See the best in your partner.
Be committed enough to the relationship not to let an off day ruin it. Believe that the other person has the best intentions, and forgive them when they fall short of your expectations.
Accept the fact that they could just be having an off day.
If I can tell he's in a mood (usually about work or some family sh*t), I'll ask him if he needs anything, ask if I can give him a hug, then let him know I'm here if he needs to talk before peacing out and going about my business. I'll check in if I'm eating to see if he wants some food, otherwise I leave him be. I have those days too. It took me a while to get over my impulse to fix everything right away. I can accept it now. Giving someone space to deal with what they're feeling is better than pushing too hard and things getting snappy.

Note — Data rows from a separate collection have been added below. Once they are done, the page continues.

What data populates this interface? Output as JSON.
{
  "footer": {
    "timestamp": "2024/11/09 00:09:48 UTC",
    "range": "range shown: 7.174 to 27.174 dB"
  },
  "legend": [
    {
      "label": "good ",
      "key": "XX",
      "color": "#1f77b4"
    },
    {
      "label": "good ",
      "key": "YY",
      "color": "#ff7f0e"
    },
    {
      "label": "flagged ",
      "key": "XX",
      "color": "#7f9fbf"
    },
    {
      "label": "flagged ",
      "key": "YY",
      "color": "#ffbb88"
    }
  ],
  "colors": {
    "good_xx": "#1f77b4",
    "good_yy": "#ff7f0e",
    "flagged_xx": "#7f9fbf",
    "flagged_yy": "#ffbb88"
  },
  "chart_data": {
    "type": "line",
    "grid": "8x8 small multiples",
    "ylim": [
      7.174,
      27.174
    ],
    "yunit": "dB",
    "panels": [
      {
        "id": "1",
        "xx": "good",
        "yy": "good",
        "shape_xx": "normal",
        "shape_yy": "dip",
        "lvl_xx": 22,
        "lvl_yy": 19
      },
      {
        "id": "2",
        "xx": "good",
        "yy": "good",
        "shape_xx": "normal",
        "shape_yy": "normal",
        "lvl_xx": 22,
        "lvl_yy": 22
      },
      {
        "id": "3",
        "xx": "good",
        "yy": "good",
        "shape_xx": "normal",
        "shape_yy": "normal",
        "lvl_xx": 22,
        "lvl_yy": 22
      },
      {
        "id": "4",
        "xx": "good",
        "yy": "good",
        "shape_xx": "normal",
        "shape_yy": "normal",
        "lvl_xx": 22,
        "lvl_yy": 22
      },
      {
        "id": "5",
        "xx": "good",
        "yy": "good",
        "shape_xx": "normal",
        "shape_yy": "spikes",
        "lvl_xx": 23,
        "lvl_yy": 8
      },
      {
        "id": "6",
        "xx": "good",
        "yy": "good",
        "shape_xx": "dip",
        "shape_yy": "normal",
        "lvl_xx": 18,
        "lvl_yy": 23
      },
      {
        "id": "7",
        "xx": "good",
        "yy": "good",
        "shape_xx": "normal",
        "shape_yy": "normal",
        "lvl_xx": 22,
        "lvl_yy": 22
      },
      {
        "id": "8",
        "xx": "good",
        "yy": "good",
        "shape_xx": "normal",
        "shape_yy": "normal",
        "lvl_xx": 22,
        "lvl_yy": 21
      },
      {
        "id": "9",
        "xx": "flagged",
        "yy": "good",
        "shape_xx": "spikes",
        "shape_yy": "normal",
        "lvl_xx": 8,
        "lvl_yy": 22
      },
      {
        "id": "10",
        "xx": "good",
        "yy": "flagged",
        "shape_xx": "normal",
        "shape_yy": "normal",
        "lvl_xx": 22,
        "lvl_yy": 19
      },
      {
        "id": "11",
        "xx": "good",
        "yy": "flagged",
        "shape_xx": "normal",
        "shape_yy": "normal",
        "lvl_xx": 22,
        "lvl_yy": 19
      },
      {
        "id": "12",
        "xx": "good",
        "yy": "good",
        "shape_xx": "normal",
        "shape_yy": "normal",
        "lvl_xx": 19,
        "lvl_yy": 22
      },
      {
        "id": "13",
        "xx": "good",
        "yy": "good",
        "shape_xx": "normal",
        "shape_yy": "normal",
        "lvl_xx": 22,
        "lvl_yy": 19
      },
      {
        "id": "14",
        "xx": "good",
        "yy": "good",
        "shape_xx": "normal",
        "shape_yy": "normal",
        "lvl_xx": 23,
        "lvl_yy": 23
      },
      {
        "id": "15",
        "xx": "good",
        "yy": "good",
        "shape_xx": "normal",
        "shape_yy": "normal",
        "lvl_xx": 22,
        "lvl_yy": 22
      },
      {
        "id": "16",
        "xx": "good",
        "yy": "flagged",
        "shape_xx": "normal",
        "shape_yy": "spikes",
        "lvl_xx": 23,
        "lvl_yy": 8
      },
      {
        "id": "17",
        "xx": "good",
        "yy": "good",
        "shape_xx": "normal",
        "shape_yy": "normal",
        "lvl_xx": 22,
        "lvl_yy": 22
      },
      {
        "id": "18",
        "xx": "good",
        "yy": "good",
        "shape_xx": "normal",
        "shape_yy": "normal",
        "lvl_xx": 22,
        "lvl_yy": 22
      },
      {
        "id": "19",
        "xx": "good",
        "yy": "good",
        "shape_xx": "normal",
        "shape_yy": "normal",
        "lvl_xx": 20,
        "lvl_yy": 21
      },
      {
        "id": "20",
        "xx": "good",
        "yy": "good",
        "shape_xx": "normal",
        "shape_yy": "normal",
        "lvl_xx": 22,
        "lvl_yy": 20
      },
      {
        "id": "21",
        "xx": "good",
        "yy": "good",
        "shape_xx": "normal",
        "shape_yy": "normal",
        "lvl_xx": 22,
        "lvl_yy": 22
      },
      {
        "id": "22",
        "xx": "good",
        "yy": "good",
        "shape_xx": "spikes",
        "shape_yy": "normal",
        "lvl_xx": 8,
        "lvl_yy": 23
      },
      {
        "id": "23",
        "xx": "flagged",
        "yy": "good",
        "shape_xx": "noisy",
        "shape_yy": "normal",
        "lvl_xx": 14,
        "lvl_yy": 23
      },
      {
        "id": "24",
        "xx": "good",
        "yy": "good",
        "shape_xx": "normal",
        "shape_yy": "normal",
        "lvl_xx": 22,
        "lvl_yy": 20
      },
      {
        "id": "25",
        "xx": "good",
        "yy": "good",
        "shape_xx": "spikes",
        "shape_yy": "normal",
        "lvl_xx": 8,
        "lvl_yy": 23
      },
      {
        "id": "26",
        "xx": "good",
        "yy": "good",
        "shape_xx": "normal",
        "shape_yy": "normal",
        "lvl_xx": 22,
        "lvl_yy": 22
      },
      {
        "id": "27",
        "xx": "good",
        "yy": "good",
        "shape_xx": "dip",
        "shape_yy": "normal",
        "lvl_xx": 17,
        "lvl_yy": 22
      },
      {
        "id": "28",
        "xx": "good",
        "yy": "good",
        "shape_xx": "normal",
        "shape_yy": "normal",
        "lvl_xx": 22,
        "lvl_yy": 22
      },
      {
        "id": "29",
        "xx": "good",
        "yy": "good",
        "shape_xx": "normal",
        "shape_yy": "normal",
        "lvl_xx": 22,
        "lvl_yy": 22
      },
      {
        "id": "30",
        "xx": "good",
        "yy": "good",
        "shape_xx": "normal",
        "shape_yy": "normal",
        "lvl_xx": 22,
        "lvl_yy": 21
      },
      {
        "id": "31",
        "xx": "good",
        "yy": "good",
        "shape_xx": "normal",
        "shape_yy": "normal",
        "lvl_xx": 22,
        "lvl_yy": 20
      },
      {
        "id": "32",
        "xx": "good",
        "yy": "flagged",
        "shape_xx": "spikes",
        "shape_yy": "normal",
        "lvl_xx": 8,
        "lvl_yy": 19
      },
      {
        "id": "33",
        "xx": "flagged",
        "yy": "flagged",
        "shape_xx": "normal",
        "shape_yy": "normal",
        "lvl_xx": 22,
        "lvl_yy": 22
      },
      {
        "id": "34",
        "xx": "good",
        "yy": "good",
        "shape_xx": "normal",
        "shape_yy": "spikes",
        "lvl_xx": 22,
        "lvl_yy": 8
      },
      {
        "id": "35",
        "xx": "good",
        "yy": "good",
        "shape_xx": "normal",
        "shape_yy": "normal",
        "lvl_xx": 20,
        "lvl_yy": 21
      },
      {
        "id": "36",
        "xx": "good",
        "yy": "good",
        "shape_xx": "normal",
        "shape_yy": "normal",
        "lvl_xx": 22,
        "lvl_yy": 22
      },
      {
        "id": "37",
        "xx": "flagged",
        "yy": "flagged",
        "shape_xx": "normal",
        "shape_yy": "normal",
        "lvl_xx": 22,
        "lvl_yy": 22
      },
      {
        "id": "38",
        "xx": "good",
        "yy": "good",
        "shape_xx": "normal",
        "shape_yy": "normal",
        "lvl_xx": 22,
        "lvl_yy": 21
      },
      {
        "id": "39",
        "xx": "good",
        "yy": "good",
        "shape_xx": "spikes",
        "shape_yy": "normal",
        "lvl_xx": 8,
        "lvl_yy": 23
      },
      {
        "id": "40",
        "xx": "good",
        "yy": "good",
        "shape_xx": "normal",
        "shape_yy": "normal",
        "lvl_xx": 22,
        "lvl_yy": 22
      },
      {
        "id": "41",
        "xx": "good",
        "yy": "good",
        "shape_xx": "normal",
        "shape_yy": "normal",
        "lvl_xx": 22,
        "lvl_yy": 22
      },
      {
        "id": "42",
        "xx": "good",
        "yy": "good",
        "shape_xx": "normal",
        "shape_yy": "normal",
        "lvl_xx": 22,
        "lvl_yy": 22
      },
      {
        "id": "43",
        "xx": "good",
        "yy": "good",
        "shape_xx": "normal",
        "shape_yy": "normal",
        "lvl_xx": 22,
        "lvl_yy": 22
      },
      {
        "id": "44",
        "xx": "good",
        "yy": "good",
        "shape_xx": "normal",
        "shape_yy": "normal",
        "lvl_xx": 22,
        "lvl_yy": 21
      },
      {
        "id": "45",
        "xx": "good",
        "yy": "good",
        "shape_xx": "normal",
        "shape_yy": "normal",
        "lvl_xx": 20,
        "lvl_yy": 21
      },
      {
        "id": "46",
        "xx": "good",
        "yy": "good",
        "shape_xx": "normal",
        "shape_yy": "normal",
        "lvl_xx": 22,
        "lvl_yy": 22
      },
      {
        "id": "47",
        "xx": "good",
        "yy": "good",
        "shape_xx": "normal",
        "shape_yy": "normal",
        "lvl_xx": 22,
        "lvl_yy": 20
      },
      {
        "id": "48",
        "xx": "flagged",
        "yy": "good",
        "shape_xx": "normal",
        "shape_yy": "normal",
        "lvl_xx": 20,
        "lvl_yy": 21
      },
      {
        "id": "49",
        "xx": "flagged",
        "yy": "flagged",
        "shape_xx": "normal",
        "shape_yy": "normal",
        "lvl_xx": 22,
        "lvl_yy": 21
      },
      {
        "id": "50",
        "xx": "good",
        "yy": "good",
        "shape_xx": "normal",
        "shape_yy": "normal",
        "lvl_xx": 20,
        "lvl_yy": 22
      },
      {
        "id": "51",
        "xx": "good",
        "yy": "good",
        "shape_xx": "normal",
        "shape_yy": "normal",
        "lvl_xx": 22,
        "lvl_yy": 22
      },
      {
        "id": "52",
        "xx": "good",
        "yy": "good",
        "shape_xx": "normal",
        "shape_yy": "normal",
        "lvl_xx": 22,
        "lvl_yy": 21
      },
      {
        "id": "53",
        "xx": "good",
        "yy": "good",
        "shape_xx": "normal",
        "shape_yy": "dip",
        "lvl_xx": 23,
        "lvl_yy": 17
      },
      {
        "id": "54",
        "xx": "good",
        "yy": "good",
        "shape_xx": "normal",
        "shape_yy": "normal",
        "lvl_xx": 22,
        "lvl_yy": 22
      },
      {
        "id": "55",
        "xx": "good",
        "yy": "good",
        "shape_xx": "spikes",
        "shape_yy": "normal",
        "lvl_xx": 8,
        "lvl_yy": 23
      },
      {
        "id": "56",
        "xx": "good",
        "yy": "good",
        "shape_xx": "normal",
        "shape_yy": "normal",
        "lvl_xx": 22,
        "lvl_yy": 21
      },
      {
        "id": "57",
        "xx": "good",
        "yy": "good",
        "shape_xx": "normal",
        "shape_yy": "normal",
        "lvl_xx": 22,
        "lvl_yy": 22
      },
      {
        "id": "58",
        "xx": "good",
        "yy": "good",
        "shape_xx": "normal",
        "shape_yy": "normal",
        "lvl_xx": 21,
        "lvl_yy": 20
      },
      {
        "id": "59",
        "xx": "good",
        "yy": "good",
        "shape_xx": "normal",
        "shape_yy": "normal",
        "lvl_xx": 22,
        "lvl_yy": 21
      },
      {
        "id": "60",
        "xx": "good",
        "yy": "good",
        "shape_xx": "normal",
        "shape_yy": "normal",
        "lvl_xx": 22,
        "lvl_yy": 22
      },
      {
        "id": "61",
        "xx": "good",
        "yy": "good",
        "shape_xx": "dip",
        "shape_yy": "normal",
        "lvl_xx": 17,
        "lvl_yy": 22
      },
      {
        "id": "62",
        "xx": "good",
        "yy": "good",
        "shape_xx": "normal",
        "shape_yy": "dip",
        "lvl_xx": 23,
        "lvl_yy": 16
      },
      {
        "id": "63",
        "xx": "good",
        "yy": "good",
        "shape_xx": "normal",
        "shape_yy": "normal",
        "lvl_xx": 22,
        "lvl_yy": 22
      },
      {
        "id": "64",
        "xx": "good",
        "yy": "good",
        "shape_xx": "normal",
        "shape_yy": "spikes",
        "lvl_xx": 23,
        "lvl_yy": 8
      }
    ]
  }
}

Let them tell you what they need.
I ask him if he needs me to hang out with him, or if he needs me to do my own thing while he "introverts" for a while. He tells me, and then I do that. This only works if your partner is self-ware enough to know what they need for self-care. At this point, I know him well enough to guess what he needs, but when we first moved in together I needed him to expressly tell me how he wanted to process. If he gets cranky with me, I usually just let it go unless he's being a real jerk; we've all had those days where our patience runs thin and we don't always communicate kindly with people. If I do feel like it's something I need to bring up, I say something calm and short "Hey, I know you had a rough day today, but please try not to snap at me." He's a good guy, and that's all it take for him to apologize and adjust his attitude, OR to take some time to himself so he can calm down.
Have a constructive conversation about your feelings.
I had one today with my husband. How I rectified it was that I mulled over the issue with some good podcasts and songs, then I called him and said: "Baby I love you but you know how you assumed X? It made me feel like you didn't consider my feelings about the matter. I know you, and I know those weren't your intentions. But that's how it made me feel, etc."
He apologized, we reiterated we loved each other and how we make mistakes (God knows I do often!). Later when we saw each other again we cuddled. It's important to talk about feelings in a constructive way, and to never forget that our partners are the most important/are loved even though they make mistakes.
Make sure you're in a calm place before discussing.
Ride it out. If it goes away because one or both of you was cranky, let it go. If it doesn’t go away, take time when you are both calm and talk through it.
Know how to apologize and know how to forgive.
With a lot of forgiveness and apologies. It’s kind of unspoken at this point of our relationship (10 years). We just know when one is just blowing off steam from a bad day or something. If husband is acting crabby, I don’t react because I understand he’s just in a mood. He senses that I’m letting him be angry and after a bit, he’ll check himself and settle down. It takes work on both ends. A lot of pride-swallowing and compromises.
Recognize when it's time to stop talking things out.
I avoid talking things to death. I used to do this, thinking it was "good communication", but realized it really was just me (or my SO) reiterating my feelings over and over as if he didn't understand. It's not always easy, but something I've realized is — once we've taken some time/space, and we've each said our piece and actually listened to the other, it's ok to not agree 100%. Don't keep talking to try to get there. You've both been heard. Move on. Obviously if this is something that's a really critical issue, then this doesn't apply. But I've found a lot of "off days" come from issues that aren't that big of a deal, and if I step back and really give my partner the benefit of the doubt, I'm just left with my own dissatisfaction which I can handle on my own.
Also, I like to book some quality time after a period of off days for us just to be relaxed/silly/sexy together and reconnect.
I really hope you can take the advice of these ladies to heart next time you find yourself in one of those how-could-you-possibly-not-understand-what-I'm-trying-to-say moments with your bae. Trust me, I know from personal experience how hard it can be to just let things go every now and then — but seriously, it can be worth it.